Ela nasceu tão pequenina que se espremia na palma da mão. O mundo era todo um perigo, e todo o cuidado era pouco, posto que era um cristal precioso e estava a meu cargo. Como Deus pode confiar algo tão precioso assim às minhas mãos? Certamente eu a quebraria. Tinha medo de olhar para ela. Mas olhei. E me apaixonei, era inevitável.
E fiz coisas terríveis e dolorosas. Ela, com seus imensos olhos escuros de cílios compridos, falava baixinho, desesperada: "Não me deixe aqui, mamãezinha, por favor!" E eu ia embora, desalmada, deixando-a na escolinha. Um dia após o outro. E recebia de presente, papéis com mãozinhas pintadas, caroços de milho colados e desenhos de giz de cera. Foram passando verões e invernos até à difícil fase da adolescência quando se pensa que é grande mas falta a experiência da gente grande. E tudo o que ela queria era ser amada. A falta da experiência não lhe permitia enxergar que era absolutamente impossível não amá-la, porque era adorável, cheirava a flores e coloria os momentos mais simples desde sempre, somente com seu sorriso.
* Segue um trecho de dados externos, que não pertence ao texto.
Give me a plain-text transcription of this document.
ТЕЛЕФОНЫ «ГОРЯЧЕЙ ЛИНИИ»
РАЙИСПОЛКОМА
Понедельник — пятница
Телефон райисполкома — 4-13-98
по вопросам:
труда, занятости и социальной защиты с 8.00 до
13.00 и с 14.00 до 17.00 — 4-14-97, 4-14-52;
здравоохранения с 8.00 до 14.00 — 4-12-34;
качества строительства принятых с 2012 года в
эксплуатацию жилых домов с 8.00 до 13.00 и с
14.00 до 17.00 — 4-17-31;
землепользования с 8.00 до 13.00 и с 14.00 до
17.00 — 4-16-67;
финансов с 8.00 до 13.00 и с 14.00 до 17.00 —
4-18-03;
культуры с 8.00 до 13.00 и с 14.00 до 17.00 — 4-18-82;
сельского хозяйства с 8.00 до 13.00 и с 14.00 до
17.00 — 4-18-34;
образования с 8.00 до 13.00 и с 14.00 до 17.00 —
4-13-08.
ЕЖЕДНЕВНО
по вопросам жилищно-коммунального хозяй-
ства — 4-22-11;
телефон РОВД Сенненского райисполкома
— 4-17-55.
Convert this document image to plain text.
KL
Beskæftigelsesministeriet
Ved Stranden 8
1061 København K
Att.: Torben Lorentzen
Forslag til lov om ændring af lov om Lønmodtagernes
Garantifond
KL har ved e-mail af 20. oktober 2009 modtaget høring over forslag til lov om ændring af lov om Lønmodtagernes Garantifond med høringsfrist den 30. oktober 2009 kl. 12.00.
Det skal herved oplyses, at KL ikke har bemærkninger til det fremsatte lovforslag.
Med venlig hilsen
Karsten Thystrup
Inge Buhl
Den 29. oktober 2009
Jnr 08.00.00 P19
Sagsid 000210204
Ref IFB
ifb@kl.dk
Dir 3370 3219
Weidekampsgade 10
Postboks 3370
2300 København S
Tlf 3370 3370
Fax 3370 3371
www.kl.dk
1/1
E eu pensava que, se houvesse um espelho da alma, eu me perderia olhando para ele. E descobri que os há, sim. Chamam-se filhos. Não são todos, mas alguns, e apenas alguns privilegiados pais são agraciados com filhos assim, que são os espelhos das suas almas. E eu me perco olhando para o espelho da minh'alma. E hoje, vos apresento a todos. Nasceu há 24 anos, é intensa, ama cores e luxo, ama o branco e o simples. Não espera que a vida aconteça e nasceu para brilhar. Ela é o meu espelho, só que mais bem polido.
Verónica Vidal
À minha filha Camila, uma versão melhorada de mim mesma, com todo o meu amor.